Przyznajemy się bez bicia: okładka dzisiejszego ''Faktu'' nas po prostu zachwyciła. Co za styl, świeżość i oryginalność pomysłu! A na pierwszej stronie brukowca królują pazerni działacze sportowi, bokser burżuj oraz wichrzyciele z NFZ. Okładkę w stylu mrocznych lat PRL-u redaktorzy ''F'' postanowili zadedykować politykom. Stylizacja jest tak urzekająca, że pozwolimy sobie na kilka cytatów.
O Dariuszu Michalczewskim: ''Przodownik rewolucji sportowej winien być przykładem dla młodzieży. Ale Dariusz Michalczewski, lat 40, wolał zmarnować ok. 120 milionów złotych''. Na kobiety, dodajmy. O Piotrze Adamczyku, który przyszedł na bal z narzeczoną: ''Artysta planuje założyć rodzinę - podstawową komórkę społeczną, której wagę docenia socjalistyczna władza. Trochę szkoda, że wybrankę prezentuje wśród burżuazyjnego blichtru''. O urzędnikach z NFZ: ''Ustrój jest dobry, ale ludzie słabi''. A wszystko dzięki Jerzemu Szmajdzińskiemu, który otworzył narciarski stok.

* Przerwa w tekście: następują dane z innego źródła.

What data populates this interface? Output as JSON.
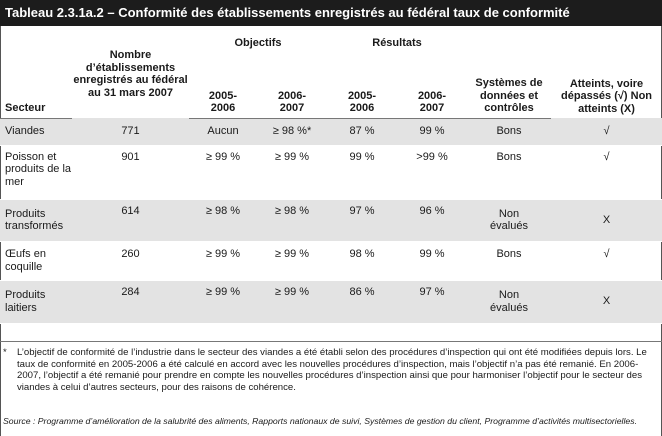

Na tym tle ''Superak'' wypada blado. Jedyną ciekawą informacją jest historia przyjaźni, którą zabił... papier toaletowy . Jedna pani drugiej pani wytoczyła prawdziwą wojnę w Rudzie Śląskiej z powodu rolek papieru, znikających w tajemniczych okolicznościach. Podejrzewamy, że maczał w tym palce pewien jaskiniowiec z Tarnowskich Gór .
Fot. ''Super Express'' Fot. ''Super Express'' Pani Maria - ofiara wojny o papier - Fot. ''Super Express''
Rubik odwiózł swoją żonę do domu. Uznaliśmy to wydarzenie za sensację, skoro ''Superak'' umieszcza informację o nim na pierwszej stronie.
Stawialiśmy na Dariusza Michalczewskiego, ale tę walkę wygrał Andrzej K. z Nowogardu. Jak donosi ''Super Express'' mężczyzna ''tak bardzo kochał swoją dziewczynę, że aby się do niej dostać, ukradł szefowi auto''. Miał je potem oddać, ale szef był szybszy. Policja zatrzymała Andrzeja K. w domu dziewczyny. ''Złodziej upił się z żalu, bo mimo ogromnego poświęcenia - narzeczona go rzuciła''. To się nazywa pech.
Bokser burżuj odnosi jednak pyrrusowe zwycięstwo. ''Już nie mam milionów (...) Wyszalałem się w życiu. Znalazłem piękną dziewczynę, nie upijam się i nie robię awantur'' - powiedział ''Faktowi''. Gratulujemy, choć milionów żal.